Di Redazione Internapoli
Per la Procura di Napoli era il collante tra la politica ed il clan Mallardo: un classico colletto bianco, più vicino alla mala che alle istituzioni. Eppure Andrea Abbate, imprenditore di Giugliano, nei palazzi delle istituzioni aveva provato ad entrarci in prima persona: forse per curare gli interessi personali (che più volte spuntano fuori in queste indagini) o anche perché in fondo appartenere a quel mondo gli piaceva davvero.
Nel corso di un’intercettazione del 5 ottobre del 2020, rilevata grazie al captatore installato nel suo smartphone, Abbate ammetteva di essere stato rimproverato dal boss Giuliano Amicone che gli avrebbe detto “la devi finire tu e Omissis, andiamo nelle spese pure noi”. Chiara la paura del reggente del clan Mallardo di finire in guai giudiziari a causa della politica, paura che non si dissolveva nonostante, le parole distensive di Abbate: “a me piace la politica, ma io che devo fare”.

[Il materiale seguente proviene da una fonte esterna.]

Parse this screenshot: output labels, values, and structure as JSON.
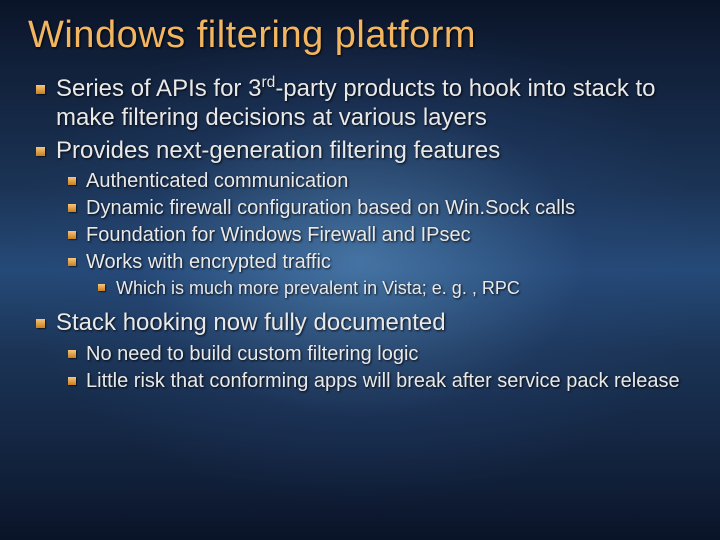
{
  "title": "Windows filtering platform",
  "items": {
    "p1a": "Series of APIs for 3",
    "p1_sup": "rd",
    "p1b": "-party products to hook into stack to make filtering decisions at various layers",
    "p2": "Provides next-generation filtering features",
    "p2_1": "Authenticated communication",
    "p2_2": "Dynamic firewall configuration based on Win.Sock calls",
    "p2_3": "Foundation for Windows Firewall and IPsec",
    "p2_4": "Works with encrypted traffic",
    "p2_4_1": "Which is much more prevalent in Vista; e. g. , RPC",
    "p3": "Stack hooking now fully documented",
    "p3_1": "No need to build custom filtering logic",
    "p3_2": "Little risk that conforming apps will break after service pack release"
  }
}
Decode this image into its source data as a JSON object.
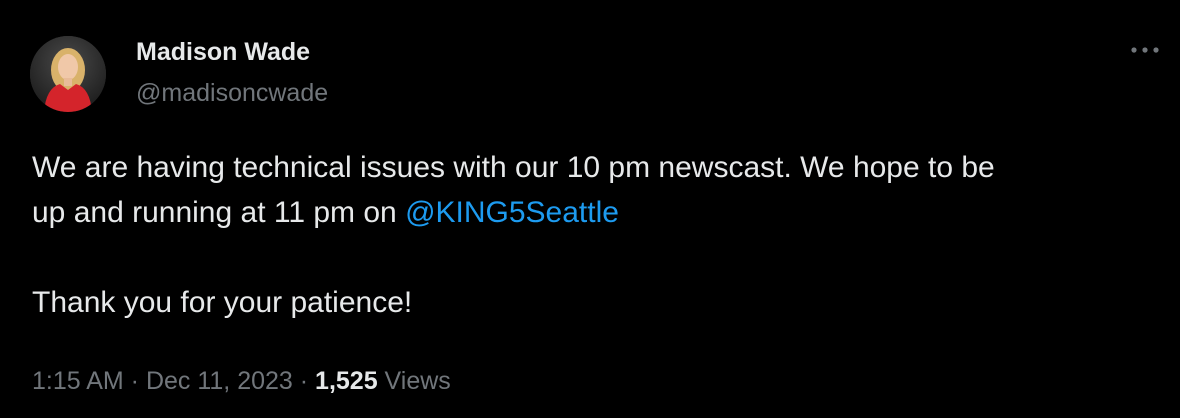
{
  "author": {
    "name": "Madison Wade",
    "handle": "@madisoncwade",
    "avatar_icon": "profile-photo"
  },
  "more_icon": "more-horizontal-icon",
  "post": {
    "line1": "We are having technical issues with our 10 pm newscast. We hope to be",
    "line2_prefix": "up and running at 11 pm on ",
    "mention": "@KING5Seattle",
    "line3": "Thank you for your patience!"
  },
  "meta": {
    "time": "1:15 AM",
    "separator1": " · ",
    "date": "Dec 11, 2023",
    "separator2": " · ",
    "views_count": "1,525",
    "views_label": " Views"
  },
  "colors": {
    "background": "#000000",
    "text": "#e7e9ea",
    "secondary": "#71767b",
    "link": "#1d9bf0"
  }
}
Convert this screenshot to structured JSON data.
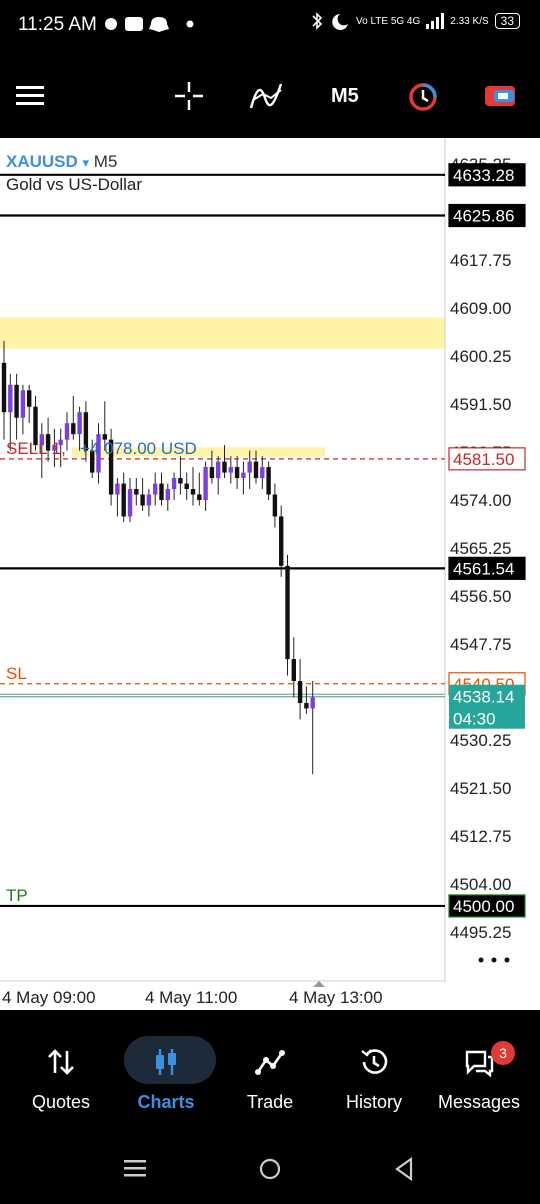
{
  "status_bar": {
    "time": "11:25 AM",
    "left_icons": [
      "dot-icon",
      "temu-icon",
      "snapchat-icon",
      "dot-icon"
    ],
    "network": "Vo LTE 5G 4G",
    "speed": "2.33 K/S",
    "battery": "33"
  },
  "toolbar": {
    "timeframe": "M5"
  },
  "chart": {
    "symbol": "XAUUSD",
    "symbol_arrow": "▾",
    "timeframe": "M5",
    "description": "Gold vs US-Dollar",
    "price_ticks": [
      "4635.25",
      "4626.50",
      "4617.75",
      "4609.00",
      "4600.25",
      "4591.50",
      "4582.75",
      "4574.00",
      "4565.25",
      "4556.50",
      "4547.75",
      "4539.00",
      "4530.25",
      "4521.50",
      "4512.75",
      "4504.00",
      "4495.25"
    ],
    "price_labels": {
      "line_top": "4633.28",
      "line_2": "4625.86",
      "sell": "4581.50",
      "line_mid": "4561.54",
      "sl": "4540.50",
      "current": "4538.14",
      "timer": "04:30",
      "tp": "4500.00"
    },
    "order_label": {
      "prefix": "SELL 1,",
      "profit": "+4 078.00 USD"
    },
    "sl_label": "SL",
    "tp_label": "TP",
    "time_labels": [
      "4 May 09:00",
      "4 May 11:00",
      "4 May 13:00"
    ],
    "more_icon": "more-horizontal-icon",
    "colors": {
      "sell": "#c62828",
      "sl": "#e65100",
      "tp": "#1b7f1b",
      "current_bg": "#26a69a",
      "candle_bull": "#7b3fe4",
      "candle_bear": "#111111",
      "zone": "#fff3a8"
    }
  },
  "chart_data": {
    "type": "candlestick",
    "symbol": "XAUUSD",
    "timeframe": "M5",
    "x_labels": [
      "4 May 09:00",
      "4 May 11:00",
      "4 May 13:00"
    ],
    "ylim": [
      4492,
      4640
    ],
    "candles": [
      [
        4599,
        4603,
        4585,
        4590
      ],
      [
        4590,
        4597,
        4583,
        4595
      ],
      [
        4595,
        4597,
        4585,
        4589
      ],
      [
        4589,
        4595,
        4586,
        4594
      ],
      [
        4594,
        4595,
        4588,
        4591
      ],
      [
        4591,
        4593,
        4583,
        4584
      ],
      [
        4584,
        4588,
        4578,
        4586
      ],
      [
        4586,
        4589,
        4581,
        4583
      ],
      [
        4583,
        4587,
        4580,
        4584
      ],
      [
        4584,
        4587,
        4580,
        4585
      ],
      [
        4585,
        4590,
        4583,
        4588
      ],
      [
        4588,
        4593,
        4585,
        4586
      ],
      [
        4586,
        4591,
        4583,
        4590
      ],
      [
        4590,
        4592,
        4581,
        4583
      ],
      [
        4583,
        4585,
        4578,
        4579
      ],
      [
        4579,
        4588,
        4577,
        4586
      ],
      [
        4586,
        4592,
        4583,
        4585
      ],
      [
        4585,
        4587,
        4573,
        4575
      ],
      [
        4575,
        4578,
        4571,
        4577
      ],
      [
        4577,
        4579,
        4570,
        4571
      ],
      [
        4571,
        4578,
        4570,
        4576
      ],
      [
        4576,
        4578,
        4573,
        4575
      ],
      [
        4575,
        4578,
        4572,
        4573
      ],
      [
        4573,
        4576,
        4571,
        4575
      ],
      [
        4575,
        4579,
        4573,
        4577
      ],
      [
        4577,
        4579,
        4573,
        4574
      ],
      [
        4574,
        4577,
        4572,
        4576
      ],
      [
        4576,
        4579,
        4574,
        4578
      ],
      [
        4578,
        4582,
        4575,
        4577
      ],
      [
        4577,
        4579,
        4574,
        4576
      ],
      [
        4576,
        4580,
        4573,
        4575
      ],
      [
        4575,
        4579,
        4573,
        4574
      ],
      [
        4574,
        4581,
        4572,
        4580
      ],
      [
        4580,
        4583,
        4577,
        4578
      ],
      [
        4578,
        4582,
        4575,
        4581
      ],
      [
        4581,
        4584,
        4578,
        4579
      ],
      [
        4579,
        4582,
        4577,
        4580
      ],
      [
        4580,
        4582,
        4576,
        4578
      ],
      [
        4578,
        4581,
        4575,
        4579
      ],
      [
        4579,
        4583,
        4576,
        4581
      ],
      [
        4581,
        4583,
        4577,
        4578
      ],
      [
        4578,
        4582,
        4576,
        4580
      ],
      [
        4580,
        4581,
        4574,
        4575
      ],
      [
        4575,
        4577,
        4569,
        4571
      ],
      [
        4571,
        4573,
        4560,
        4562
      ],
      [
        4562,
        4564,
        4542,
        4545
      ],
      [
        4545,
        4549,
        4538,
        4541
      ],
      [
        4541,
        4545,
        4534,
        4537
      ],
      [
        4537,
        4540,
        4535,
        4536
      ],
      [
        4536,
        4541,
        4524,
        4538
      ]
    ]
  },
  "nav": {
    "items": [
      {
        "label": "Quotes",
        "icon": "quotes-icon"
      },
      {
        "label": "Charts",
        "icon": "charts-icon"
      },
      {
        "label": "Trade",
        "icon": "trade-icon"
      },
      {
        "label": "History",
        "icon": "history-icon"
      },
      {
        "label": "Messages",
        "icon": "messages-icon"
      }
    ],
    "active": "Charts",
    "messages_badge": "3",
    "active_color": "#3d8fe0"
  }
}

Una passione per la politica che spunta fuori anche andando a ritroso nella vita dell’imprenditore: nel 2009, infatti, Andrea Abbate fu candidato alle elezioni per il rinnovo del Consiglio Provinciale di Napoli (ultima con suffragio universale, prima del passaggio alle elezioni di secondo livello) nelle liste dell’Udeur nel collegio 26 comprendente la sola città di Giugliano, ottenendo 1924 voti (poco meno del 5%), insufficienti per essere eletto nell’Ente di Santa Maria la Nova.
Una parentesi e poco più, prima di appoggiare e di sostenere pubblicamente Antonio Poziello (anch’egli arrestato) alle elezioni amministrative del 2015 e del 2020.
A tal riguardo va precisato che il reato di 416 ter (patto elettorale politico-mafioso) è contestato agli indagati soltanto per la tornata elettorale del 2020, mentre nella precedente secondo il gip Federica Colucci non vi sarebbero gli estremi per la contestazione del suddetto reato, nonostante le richieste avanzate dai pubblici ministeri.